Teaching as a form of liberation is stronger than our academic institutions of higher education that insist on embodying hatred. I refuse to disappear as a Palestinian woman, as a scholar, and as an educator. My talk at Stanford was rooted in, and inspired by, the daily practices and theories of Palestinian women in Gaza who have been teaching the world lessons on Indigenous intergenerational survival, love, and liberation for decades. As I write this, more than 12,300 Palestinian women have been killed in Gaza, nearly 14,000 widowed and 17,000 mothers have lost their children during the genocide thus far. Thousands of others are held captive, being starved to death by Israeli occupation forces.

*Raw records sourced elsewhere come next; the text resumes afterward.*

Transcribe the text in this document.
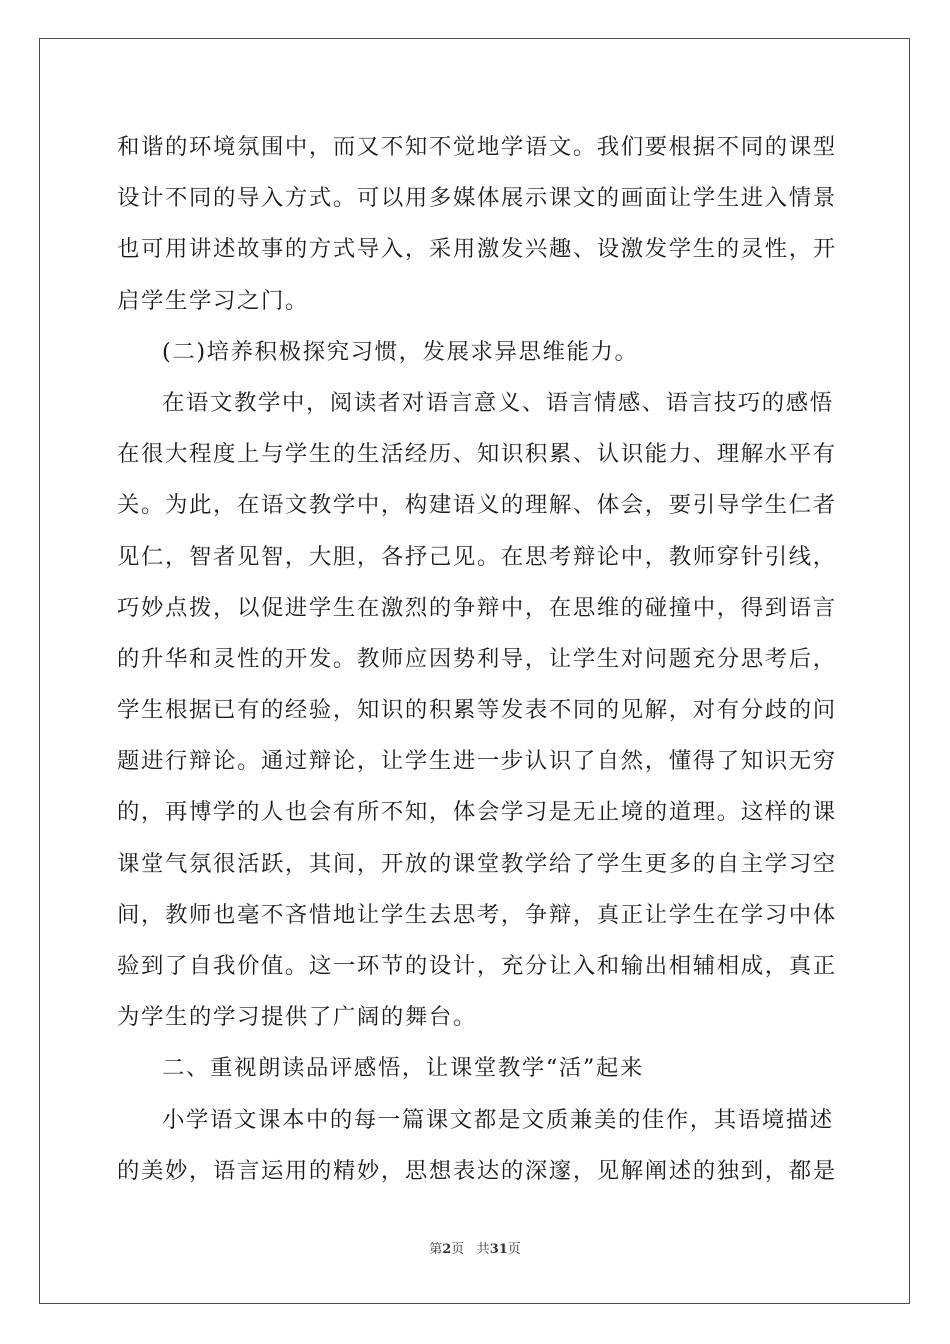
和谐的环境氛围中，而又不知不觉地学语文。我们要根据不同的课型
设计不同的导入方式。可以用多媒体展示课文的画面让学生进入情景
也可用讲述故事的方式导入，采用激发兴趣、设激发学生的灵性，开
启学生学习之门。
(二)培养积极探究习惯，发展求异思维能力。
在语文教学中，阅读者对语言意义、语言情感、语言技巧的感悟
在很大程度上与学生的生活经历、知识积累、认识能力、理解水平有
关。为此，在语文教学中，构建语义的理解、体会，要引导学生仁者
见仁，智者见智，大胆，各抒己见。在思考辩论中，教师穿针引线，
巧妙点拨，以促进学生在激烈的争辩中，在思维的碰撞中，得到语言
的升华和灵性的开发。教师应因势利导，让学生对问题充分思考后，
学生根据已有的经验，知识的积累等发表不同的见解，对有分歧的问
题进行辩论。通过辩论，让学生进一步认识了自然，懂得了知识无穷
的，再博学的人也会有所不知，体会学习是无止境的道理。这样的课
课堂气氛很活跃，其间，开放的课堂教学给了学生更多的自主学习空
间，教师也毫不吝惜地让学生去思考，争辩，真正让学生在学习中体
验到了自我价值。这一环节的设计，充分让入和输出相辅相成，真正
为学生的学习提供了广阔的舞台。
二、重视朗读品评感悟，让课堂教学“活”起来
小学语文课本中的每一篇课文都是文质兼美的佳作，其语境描述
的美妙，语言运用的精妙，思想表达的深邃，见解阐述的独到，都是
第2页 共31页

In the end, perhaps my discipline as a liberation-minded Palestinian scholar digs deeper than anthropology or even feminism. Yet institutions of higher education across the U.S. and allied colonial nation-states continue to affirm a racist mentality that seeks to silence or even lynch Palestinian teachings and understandings. As U.S. universities face militarized assaults on freedom of speech, the dismantling of DEI initiatives, funding freezes, and attacks on books, courses and research, faculty and students must resist the urge to disappear. We must continue our attempts to hold university institutions, administrators, and our colleagues accountable for their role in the attempts to suppress and erase our Palestinian voices and narratives. If my talk would have moved forward, despite the threats, perhaps I would have ended with a series of questions. One of them might have been: what happens to higher education prepared to erase teachings from below? Education disappears.

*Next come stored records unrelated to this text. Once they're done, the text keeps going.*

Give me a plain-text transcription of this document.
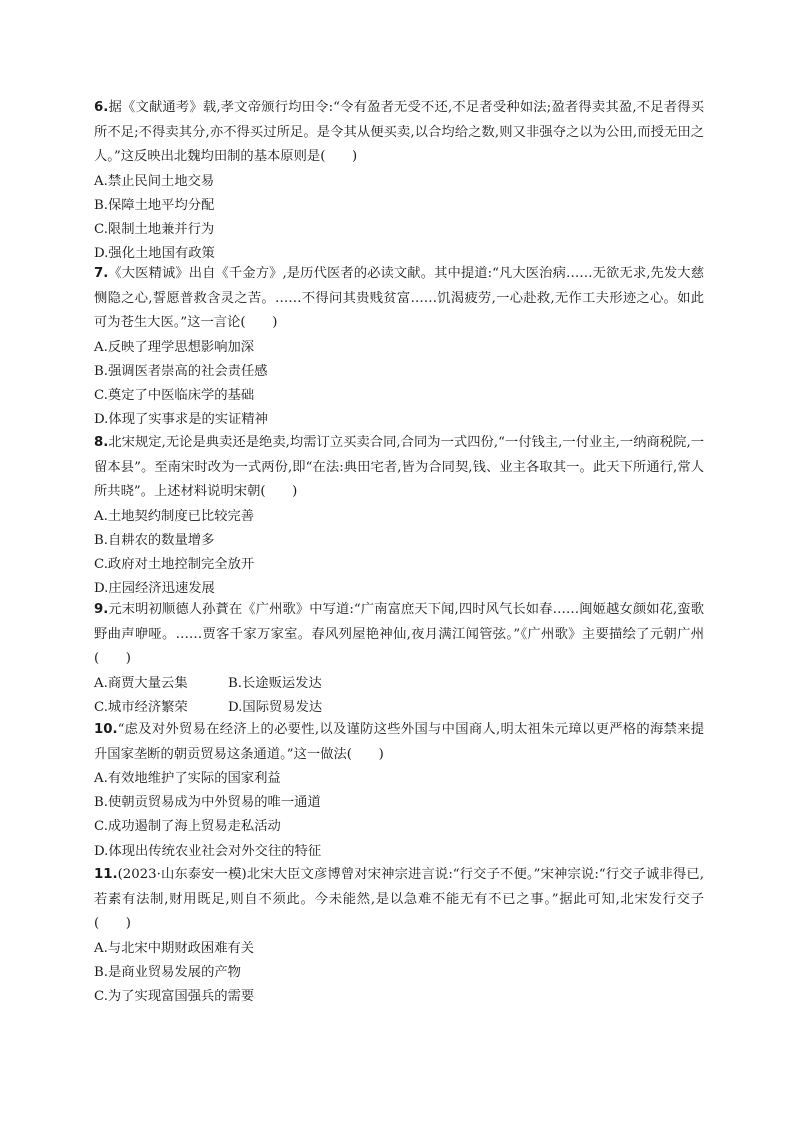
6.据《文献通考》载,孝文帝颁行均田令:“令有盈者无受不还,不足者受种如法;盈者得卖其盈,不足者得买所不足;不得卖其分,亦不得买过所足。是令其从便买卖,以合均给之数,则又非强夺之以为公田,而授无田之人。”这反映出北魏均田制的基本原则是(　　)

A.禁止民间土地交易
B.保障土地平均分配
C.限制土地兼并行为
D.强化土地国有政策

7.《大医精诚》出自《千金方》,是历代医者的必读文献。其中提道:“凡大医治病……无欲无求,先发大慈恻隐之心,誓愿普救含灵之苦。……不得问其贵贱贫富……饥渴疲劳,一心赴救,无作工夫形迹之心。如此可为苍生大医。”这一言论(　　)

A.反映了理学思想影响加深
B.强调医者崇高的社会责任感
C.奠定了中医临床学的基础
D.体现了实事求是的实证精神

8.北宋规定,无论是典卖还是绝卖,均需订立买卖合同,合同为一式四份,“一付钱主,一付业主,一纳商税院,一留本县”。至南宋时改为一式两份,即“在法:典田宅者,皆为合同契,钱、业主各取其一。此天下所通行,常人所共晓”。上述材料说明宋朝(　　)

A.土地契约制度已比较完善
B.自耕农的数量增多
C.政府对土地控制完全放开
D.庄园经济迅速发展

9.元末明初顺德人孙蕡在《广州歌》中写道:“广南富庶天下闻,四时风气长如春……闽姬越女颜如花,蛮歌野曲声咿哑。……贾客千家万家室。春风列屋艳神仙,夜月满江闻管弦。”《广州歌》主要描绘了元朝广州(　　)

A.商贾大量云集	B.长途贩运发达
C.城市经济繁荣	D.国际贸易发达

10.“虑及对外贸易在经济上的必要性,以及谨防这些外国与中国商人,明太祖朱元璋以更严格的海禁来提升国家垄断的朝贡贸易这条通道。”这一做法(　　)

A.有效地维护了实际的国家利益
B.使朝贡贸易成为中外贸易的唯一通道
C.成功遏制了海上贸易走私活动
D.体现出传统农业社会对外交往的特征

11.(2023·山东泰安一模)北宋大臣文彦博曾对宋神宗进言说:“行交子不便。”宋神宗说:“行交子诚非得已,若素有法制,财用既足,则自不须此。今未能然,是以急难不能无有不已之事。”据此可知,北宋发行交子(　　)

A.与北宋中期财政困难有关
B.是商业贸易发展的产物
C.为了实现富国强兵的需要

But, since my talk was not able to move forward, since zionist threats were effective, in this instance, in garnering the fear of faculty and administrators, I am forced to ask instead: What happens when 21st century anthropology erases teachings from below? What does it say about the liberal anti-racist conceit that the discipline has prided itself to be? Stanford, as we are witnessing, is answering these questions in real time. While faculty might think that anticipatory obedience to zionist threats is a form of protection, it is also the anticipatory recommitment to the discipline’s origins. As anthropologists, we are witnessing a doubling down on the discipline’s classical roots where a Palestinian woman can only occupy the savage slot–she can only speak as an object of research, through the colonizer’s narrative of her–not as a producer of knowledge.